How to upgrade your public speaking
Top tips from the newly crowned Toastmasters International UK Public Speaking champion to help you increase your confidence as a public speaker as you represent your startup.
How strong are you communication skills? As a startup founder you need to be at the top of your communication game as you sell your ideas, gain investment and grow your company.
That means you’ll be speaking to audiences of various sizes, often in stressful situations. So how can you make the most of your speaking opportunities?
Get a good understanding of your audience
Who are you presenting to and what do they most want to hear from you? If you are delivering a sales or investor pitch for example, do some research in advance on the people sitting across the table from you. By checking out their LinkedIn profiles, you’ll get feel for whether they’re interested in getting straight down to business or if they prefer to shoot the breeze and get to know people first. This will allow you to adjust your presentation style accordingly. If you have bad news to deliver in your presentation, get it out of the way early. And if you are presenting online, ask people to turn their cameras on, keep them on mute, but encourage them to ask questions and add comments in the chat.
Always visualise success
Imagine the audience reacting positively, see them smiling and applauding and run that image through your head a few times before you begin to speak. If it is a live presentation, turn up at the venue early and greet the people who are attending as they come in. Then when you are delivering your presentation, look for the positive faces in the crowd who are wishing you well as you are speaking.
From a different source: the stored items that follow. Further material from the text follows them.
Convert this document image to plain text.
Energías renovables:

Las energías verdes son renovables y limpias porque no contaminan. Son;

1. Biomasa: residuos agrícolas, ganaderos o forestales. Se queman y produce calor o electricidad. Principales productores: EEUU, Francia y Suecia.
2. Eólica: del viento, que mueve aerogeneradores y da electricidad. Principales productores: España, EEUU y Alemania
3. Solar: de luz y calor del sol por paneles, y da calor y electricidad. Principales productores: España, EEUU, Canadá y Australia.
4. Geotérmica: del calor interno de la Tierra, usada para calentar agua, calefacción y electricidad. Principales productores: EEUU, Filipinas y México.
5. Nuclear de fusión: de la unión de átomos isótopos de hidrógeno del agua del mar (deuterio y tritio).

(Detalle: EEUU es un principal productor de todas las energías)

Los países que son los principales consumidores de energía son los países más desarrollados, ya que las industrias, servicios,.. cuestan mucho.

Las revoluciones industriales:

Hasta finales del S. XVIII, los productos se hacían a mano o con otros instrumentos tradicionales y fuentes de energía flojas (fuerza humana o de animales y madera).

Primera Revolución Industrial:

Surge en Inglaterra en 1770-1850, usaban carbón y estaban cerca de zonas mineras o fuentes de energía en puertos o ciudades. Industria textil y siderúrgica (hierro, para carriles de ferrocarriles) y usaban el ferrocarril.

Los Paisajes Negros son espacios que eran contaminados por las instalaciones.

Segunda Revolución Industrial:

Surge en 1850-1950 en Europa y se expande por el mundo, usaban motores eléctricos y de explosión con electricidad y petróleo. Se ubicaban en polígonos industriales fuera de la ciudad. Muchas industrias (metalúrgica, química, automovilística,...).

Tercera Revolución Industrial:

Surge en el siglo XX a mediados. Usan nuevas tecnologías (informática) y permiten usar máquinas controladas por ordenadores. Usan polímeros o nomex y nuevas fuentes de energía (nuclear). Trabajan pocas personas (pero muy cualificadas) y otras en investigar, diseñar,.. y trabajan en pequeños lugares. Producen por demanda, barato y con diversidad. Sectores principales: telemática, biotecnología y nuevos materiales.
Record and review your presentations
Use your phone and record one of your practice sessions. Watch it back and check your content, your body language and your eye contact. If there are elements you need to improve on, change them. If you are presenting online, practice in front of a mirror. Facial reactions are really important on the small screen, so keep your expressions in check.
It is also a good idea to record the actual session, so you can review it afterwards. Think about how you did after your presentation. Did you connect with the audience? Did you feel comfortable as you spoke? How could you improve when you present next? Use your presentations as a learning experience and as an opportunity to grow and improve. It can also help to ask someone in the audience to give you a private evaluation afterwards to get an objective view of how you performed and how you can do even better next time. And if you have concerns about particular areas, you can ask your evaluator to focus on them.
Embrace the art of the pause
Take the time to pause when you say something really important in your presentation. Highlight those moments in your script in advance and when you deliver them, take the time to look around the room to ensure the audience is getting the message. Ask yourself what single sentence you would like the attendees to take away and remember from your presentation. Once you identify this key message, make sure you focus on getting it across effectively. Repetition is good here and don’t forget to pause after you deliver it!
Be prepared to alter your tactics during a presentation, particularly during a sales or investor pitch. If you notice you are not connecting or people don’t seem as interested as you would like them to be, change your approach. Maybe you could ditch the slides and speak to the audience directly. Perhaps you could interact with the attendees more. Think on your feet and if you feel it isn’t working, do something differently.
Look for speaking opportunities
Take every opportunity you can to practice and improve your public speaking and presenting skills. Volunteer to chair meetings for your local charity, sit on committees, attend conferences and speak up at work. It is also worth watching and listening to other top speakers to pick up tips from them on how to improve. You can do this in person or online. Whether you enjoy speaking in public or not, the way to improve it is to do more of it.
Drop into a Toastmasters club meeting
Visit a Toastmasters club, either online or in person. There are more than 16,000 clubs in 145 countries. Toastmasters teaches you how to manage your fear of public speaking, schools you in leadership and communication skills, helps you run meetings effectively, and encourages you to develop listening and evaluation skills. As a guest, you are welcome to turn up for almost all of these meetings, to see if the club you have chosen suits you. As a member, you are assigned a mentor to help you on your speaking journey, to achieve your communication and management goals. Although Toastmasters clubs originally met in person, the organisation has adapted and many of its clubs are now hybrid or online only.
Work hard on your preparation for your Q&A sessions
Many speakers work hard on their presentation, but they often forget about the Q&A session afterwards. You need to work just as hard on the Q&A session as you do on your talk. Try and anticipate what the questions might be and prepare some good answers. If you can, practice and prepare and refine the answers to these questions with a trusted colleague. If you are speaking live at a venue, it can also help to get the event organisers to ask the first question or two, especially if you agree in advance what they are going to ask.